Une autre maman arrive accompagnée de son fils. Elle s’ouvre rapidement à moi. «Je suis bipolaire. J’ai perdu mon emploi et là je suis dans la phase dépressive. Je viens chercher de l’aide ici parce que je n’arrive pas avec l’épicerie.» Il n’y a pas de dépit dans son regard, juste une pleine conscience que là, c’est un mauvais moment à passer. Son grand gars de secondaire un est derrière, il regarde le sol. Il ne veut pas jaser, mais se porte volontaire pour porter les sacs quand viendra le temps de partir.

Un couple du Nigéria fera son entrée. Les deux sont emmitouflés dans des manteaux d’hiver en bon état, mais visiblement d’une autre époque! Ils sont souriants. Ils affrontent leur deuxième hiver au Canada, toujours sans emploi. La banque alimentaire est essentielle pour eux.

Plein d’autres sont entrés. Une dame se dépêche de prendre les deux conserves de nourriture pour chats permises dans les provisions disponibles. C’était apparemment sa priorité. J’ai entendu une autre femme demander timidement du shampoing.
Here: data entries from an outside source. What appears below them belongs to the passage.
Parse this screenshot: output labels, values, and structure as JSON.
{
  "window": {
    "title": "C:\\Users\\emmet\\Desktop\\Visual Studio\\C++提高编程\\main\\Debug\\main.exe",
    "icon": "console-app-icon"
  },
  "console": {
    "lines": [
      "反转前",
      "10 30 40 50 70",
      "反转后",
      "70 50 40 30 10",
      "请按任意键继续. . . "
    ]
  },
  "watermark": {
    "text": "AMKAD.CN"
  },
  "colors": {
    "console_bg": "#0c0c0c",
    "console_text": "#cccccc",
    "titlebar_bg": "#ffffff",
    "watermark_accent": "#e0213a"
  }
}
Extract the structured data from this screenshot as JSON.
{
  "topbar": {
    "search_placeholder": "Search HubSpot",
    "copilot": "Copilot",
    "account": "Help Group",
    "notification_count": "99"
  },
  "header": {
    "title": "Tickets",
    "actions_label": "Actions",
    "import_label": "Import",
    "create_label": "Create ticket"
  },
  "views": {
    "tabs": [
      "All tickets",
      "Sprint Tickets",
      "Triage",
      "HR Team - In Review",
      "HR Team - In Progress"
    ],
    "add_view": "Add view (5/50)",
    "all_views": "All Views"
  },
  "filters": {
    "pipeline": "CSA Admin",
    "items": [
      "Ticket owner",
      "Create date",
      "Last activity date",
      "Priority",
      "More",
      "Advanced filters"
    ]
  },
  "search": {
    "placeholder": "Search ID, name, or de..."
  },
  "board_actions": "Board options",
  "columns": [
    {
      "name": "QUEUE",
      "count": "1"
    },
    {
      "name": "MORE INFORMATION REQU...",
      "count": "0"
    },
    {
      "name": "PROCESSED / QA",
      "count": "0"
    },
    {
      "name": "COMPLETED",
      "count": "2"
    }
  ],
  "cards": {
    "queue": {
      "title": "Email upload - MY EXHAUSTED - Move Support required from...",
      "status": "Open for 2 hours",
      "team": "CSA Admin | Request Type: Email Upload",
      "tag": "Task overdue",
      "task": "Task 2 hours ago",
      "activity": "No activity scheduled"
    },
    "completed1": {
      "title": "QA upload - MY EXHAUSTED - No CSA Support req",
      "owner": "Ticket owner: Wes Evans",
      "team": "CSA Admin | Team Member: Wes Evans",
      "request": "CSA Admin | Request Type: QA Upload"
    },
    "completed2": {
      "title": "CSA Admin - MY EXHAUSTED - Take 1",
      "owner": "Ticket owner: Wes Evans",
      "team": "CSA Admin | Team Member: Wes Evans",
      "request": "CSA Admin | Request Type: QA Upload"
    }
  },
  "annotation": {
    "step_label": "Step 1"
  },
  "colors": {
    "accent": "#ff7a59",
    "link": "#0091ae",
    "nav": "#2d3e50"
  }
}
Cette semaine, il n’y en avait pas.

Un peu de réconfort pour Noël

«Les séparations, les maladies, la maladie mentale, l’épuisement professionnel, c’est ce qui explique souvent pourquoi les gens se tournent vers la banque alimentaire, m’explique Sarah. Oui, on a des nouveaux arrivants et des toxicomanes. Mais ce n’est vraiment pas que ça la clientèle.»

La semaine prochaine, Sarah pourra remettre, en plus du panier à 5$, le panier de Noël de Moisson Montréal. J’ai regardé ce qu’il contient. Il y a des conserves supplémentaires et des biscuits. Il y aura surtout la bienveillance de Sarah et de son équipe... et un peu de la générosité des Québécois.